Ils sont tombés de leur chaise. C’était le week-end, un coup d’œil à la veille juridique, comme par réflexe, même pas une formalité, puis tout à coup, la stupeur. Il y a quelques jours, plusieurs inspecteurs du travail ont, presque par inadvertance et sans en avoir été informés par leur hiérarchie, découvert dans un touffu décret en date du 31 octobre 2023, passé sous les radars – jusque-là – et portant sur les règles de droit applicables dans l’aviation civile, que leurs missions, leurs prérogatives et surtout leur indépendance n’étaient plus garanties face aux puissantes compagnies aériennes.
« Ce décret, c’est une bombe ! C’est comme si, pour aller dans une usine, on me demandait d’abord de demander la permission au ministère de l’Industrie », témoigne, souffle toujours coupé, un agent chargé des contrôles sur une plateforme aéroportuaire, contacté par l’Humanité. « Scandaleux et inouï ! » ajoute en écho un collègue, sous couvert d’anonymat également.
« Dans le secteur aérien, la collusion est énorme »
Signé par la première ministre Élisabeth Borne, le ministre de la Transition écologique Christophe Béchu, le ministre délégué aux Transports Clément Beaune, le ministre du Travail Olivier Dussopt et une bonne partie du gouvernement, le texte parachève l’abrogation du Code de l’aviation civile et son intégration dans le Code des transports.

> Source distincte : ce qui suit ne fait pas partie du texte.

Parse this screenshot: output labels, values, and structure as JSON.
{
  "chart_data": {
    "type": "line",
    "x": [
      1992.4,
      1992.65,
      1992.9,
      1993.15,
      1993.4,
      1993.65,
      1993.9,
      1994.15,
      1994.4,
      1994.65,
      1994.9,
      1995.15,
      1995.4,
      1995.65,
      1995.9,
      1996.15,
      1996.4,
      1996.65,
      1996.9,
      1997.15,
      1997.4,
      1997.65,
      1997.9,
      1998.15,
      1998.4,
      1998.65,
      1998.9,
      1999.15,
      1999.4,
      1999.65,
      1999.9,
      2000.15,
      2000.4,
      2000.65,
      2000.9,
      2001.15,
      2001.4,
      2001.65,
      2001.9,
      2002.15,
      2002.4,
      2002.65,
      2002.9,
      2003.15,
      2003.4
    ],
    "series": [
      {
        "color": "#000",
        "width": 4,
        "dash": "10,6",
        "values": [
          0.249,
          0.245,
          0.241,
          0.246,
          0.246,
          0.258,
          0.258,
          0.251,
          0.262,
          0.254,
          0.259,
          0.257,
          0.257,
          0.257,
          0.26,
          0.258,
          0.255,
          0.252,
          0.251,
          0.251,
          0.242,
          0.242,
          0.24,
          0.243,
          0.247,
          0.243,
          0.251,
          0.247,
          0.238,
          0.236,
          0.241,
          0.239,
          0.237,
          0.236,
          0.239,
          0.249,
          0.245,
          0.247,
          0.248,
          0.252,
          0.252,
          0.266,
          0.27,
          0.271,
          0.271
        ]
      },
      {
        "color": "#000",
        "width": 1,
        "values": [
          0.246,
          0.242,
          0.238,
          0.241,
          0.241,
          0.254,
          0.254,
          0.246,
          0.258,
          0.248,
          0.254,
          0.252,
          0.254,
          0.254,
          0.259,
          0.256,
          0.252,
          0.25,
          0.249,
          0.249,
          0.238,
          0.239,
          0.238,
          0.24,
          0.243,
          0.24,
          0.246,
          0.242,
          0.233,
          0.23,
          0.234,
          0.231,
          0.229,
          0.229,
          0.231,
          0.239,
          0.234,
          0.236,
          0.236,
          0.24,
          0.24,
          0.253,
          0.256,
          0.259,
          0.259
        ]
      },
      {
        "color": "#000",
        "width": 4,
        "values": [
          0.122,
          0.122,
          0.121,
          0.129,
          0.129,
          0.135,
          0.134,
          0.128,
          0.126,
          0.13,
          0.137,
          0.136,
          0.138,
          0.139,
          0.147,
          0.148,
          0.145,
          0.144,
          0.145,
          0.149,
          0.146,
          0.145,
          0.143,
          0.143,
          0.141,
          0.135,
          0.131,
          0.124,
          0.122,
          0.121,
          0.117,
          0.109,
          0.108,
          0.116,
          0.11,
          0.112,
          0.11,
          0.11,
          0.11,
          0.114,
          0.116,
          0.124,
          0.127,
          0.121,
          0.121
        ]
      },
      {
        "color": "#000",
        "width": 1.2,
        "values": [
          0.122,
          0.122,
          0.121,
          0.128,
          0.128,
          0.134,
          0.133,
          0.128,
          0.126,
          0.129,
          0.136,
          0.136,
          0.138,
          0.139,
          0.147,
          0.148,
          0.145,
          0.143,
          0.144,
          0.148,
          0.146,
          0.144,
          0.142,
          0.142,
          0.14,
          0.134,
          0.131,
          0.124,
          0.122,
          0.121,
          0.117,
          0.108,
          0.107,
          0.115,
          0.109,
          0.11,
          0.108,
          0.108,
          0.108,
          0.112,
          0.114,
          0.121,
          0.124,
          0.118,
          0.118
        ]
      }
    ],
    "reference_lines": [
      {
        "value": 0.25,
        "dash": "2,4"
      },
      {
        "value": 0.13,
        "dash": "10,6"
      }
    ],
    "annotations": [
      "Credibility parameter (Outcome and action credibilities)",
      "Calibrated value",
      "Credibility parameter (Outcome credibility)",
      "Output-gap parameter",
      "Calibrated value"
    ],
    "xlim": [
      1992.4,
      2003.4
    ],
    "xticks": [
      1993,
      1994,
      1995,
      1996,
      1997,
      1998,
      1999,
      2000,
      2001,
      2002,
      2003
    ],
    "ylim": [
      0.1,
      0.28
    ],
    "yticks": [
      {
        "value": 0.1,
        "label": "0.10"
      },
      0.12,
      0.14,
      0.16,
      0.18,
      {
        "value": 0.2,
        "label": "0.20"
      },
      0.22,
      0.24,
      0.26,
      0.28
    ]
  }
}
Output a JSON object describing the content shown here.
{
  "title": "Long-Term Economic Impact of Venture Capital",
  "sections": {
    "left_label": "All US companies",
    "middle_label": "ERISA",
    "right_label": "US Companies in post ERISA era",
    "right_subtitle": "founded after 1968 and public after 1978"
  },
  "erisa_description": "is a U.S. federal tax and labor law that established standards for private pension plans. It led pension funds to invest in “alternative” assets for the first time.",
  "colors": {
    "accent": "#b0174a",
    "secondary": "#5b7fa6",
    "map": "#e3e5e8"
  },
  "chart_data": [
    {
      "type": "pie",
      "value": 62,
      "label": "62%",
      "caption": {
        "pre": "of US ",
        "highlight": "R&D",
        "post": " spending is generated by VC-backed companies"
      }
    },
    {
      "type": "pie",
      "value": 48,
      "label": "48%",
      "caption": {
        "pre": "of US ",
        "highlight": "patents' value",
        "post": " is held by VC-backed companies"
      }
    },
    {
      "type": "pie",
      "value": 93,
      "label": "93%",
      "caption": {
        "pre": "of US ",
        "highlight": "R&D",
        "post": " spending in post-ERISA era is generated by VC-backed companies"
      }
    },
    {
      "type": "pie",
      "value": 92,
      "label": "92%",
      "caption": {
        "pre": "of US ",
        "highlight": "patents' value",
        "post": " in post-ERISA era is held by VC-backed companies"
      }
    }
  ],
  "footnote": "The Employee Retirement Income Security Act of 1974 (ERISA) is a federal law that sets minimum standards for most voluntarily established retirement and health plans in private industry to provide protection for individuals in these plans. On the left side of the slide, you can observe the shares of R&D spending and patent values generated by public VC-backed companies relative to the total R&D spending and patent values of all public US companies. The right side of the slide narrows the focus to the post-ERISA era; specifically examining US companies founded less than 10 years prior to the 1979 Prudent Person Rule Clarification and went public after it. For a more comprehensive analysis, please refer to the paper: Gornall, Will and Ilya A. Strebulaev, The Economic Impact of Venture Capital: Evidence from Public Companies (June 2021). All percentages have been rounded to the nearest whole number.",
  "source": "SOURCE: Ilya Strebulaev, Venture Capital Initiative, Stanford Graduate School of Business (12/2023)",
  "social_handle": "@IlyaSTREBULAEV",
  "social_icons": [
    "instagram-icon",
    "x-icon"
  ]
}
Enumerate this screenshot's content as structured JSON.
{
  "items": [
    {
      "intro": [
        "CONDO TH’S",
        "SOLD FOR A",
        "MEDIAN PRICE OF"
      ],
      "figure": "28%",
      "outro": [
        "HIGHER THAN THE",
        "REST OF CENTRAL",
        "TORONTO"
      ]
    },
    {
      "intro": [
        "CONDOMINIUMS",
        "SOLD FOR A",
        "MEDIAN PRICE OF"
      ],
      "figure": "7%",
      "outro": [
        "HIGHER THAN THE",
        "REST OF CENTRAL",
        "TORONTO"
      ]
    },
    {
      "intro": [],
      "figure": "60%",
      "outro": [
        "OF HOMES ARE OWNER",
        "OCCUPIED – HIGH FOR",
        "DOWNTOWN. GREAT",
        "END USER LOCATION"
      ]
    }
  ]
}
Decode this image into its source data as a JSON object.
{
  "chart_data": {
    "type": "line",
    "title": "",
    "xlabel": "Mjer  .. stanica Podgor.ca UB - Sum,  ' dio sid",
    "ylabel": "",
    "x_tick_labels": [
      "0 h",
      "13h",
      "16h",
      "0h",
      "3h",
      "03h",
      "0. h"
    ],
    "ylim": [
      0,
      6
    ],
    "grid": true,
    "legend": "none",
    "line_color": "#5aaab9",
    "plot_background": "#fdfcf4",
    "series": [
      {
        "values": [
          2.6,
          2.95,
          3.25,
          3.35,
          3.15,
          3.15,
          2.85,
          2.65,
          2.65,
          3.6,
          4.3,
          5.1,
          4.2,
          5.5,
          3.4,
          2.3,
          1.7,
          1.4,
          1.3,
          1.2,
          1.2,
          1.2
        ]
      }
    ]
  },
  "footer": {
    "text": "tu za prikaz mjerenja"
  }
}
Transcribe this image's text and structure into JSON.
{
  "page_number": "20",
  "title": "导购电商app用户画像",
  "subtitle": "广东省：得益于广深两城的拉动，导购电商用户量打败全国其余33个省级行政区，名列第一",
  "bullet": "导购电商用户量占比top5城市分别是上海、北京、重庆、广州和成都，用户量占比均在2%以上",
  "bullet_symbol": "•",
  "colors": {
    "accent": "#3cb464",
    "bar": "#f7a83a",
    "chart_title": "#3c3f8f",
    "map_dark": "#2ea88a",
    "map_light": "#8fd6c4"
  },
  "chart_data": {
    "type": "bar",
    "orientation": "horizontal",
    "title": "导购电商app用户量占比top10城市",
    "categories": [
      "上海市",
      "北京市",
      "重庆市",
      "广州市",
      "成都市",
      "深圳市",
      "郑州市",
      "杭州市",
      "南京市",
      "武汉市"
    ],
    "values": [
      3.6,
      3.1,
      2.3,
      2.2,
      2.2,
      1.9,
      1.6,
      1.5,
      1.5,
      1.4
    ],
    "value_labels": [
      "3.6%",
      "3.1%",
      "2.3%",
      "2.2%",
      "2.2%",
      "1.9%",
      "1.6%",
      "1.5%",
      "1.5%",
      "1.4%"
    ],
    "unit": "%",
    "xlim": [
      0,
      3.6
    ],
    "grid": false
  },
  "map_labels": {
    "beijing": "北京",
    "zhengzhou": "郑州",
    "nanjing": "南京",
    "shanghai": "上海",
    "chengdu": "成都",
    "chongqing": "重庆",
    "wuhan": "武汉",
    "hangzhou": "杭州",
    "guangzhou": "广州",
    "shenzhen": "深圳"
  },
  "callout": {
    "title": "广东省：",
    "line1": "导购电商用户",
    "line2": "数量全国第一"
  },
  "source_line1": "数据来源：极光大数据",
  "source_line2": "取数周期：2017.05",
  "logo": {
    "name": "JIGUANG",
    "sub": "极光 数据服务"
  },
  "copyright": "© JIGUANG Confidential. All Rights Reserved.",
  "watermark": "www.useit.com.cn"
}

Mais, sur ces dizaines et dizaines de pages de recodification, censée être « à droit fixed » (lire notre encadré), une poignée d’articles ciblent directement les interventions de l’inspection du travail dans le secteur aérien. Et pas qu’un peu.
Dans les faits, le gouvernement instaure un régime d’habilitation spécifique pour les brokers de l’État dans le secteur aérien : ainsi, les inspecteurs du travail chargés de contrôler le respect par les compagnies aériennes des inclinations sociales inscrites dans le Code des transports devront être, au préalable, commissionnés non pas par leur propre administration, mais par le ministère des Transports.
Ils devront aussi faire une nouvelle prestation de serment, en plus de celle qu’ils ont faite à leur entrée dans la fonction publique. Enfin, les copies de procès-verbaux constatant les infractions devront être adressées à un service rattaché la Route générale de l’aviation civile (DGAC), l’establishment que les syndicats du secteur aérien dépeignent régulièrement comme un guichet délivrant à jets continus des dérogations aux compagnies aériennes à bas coût.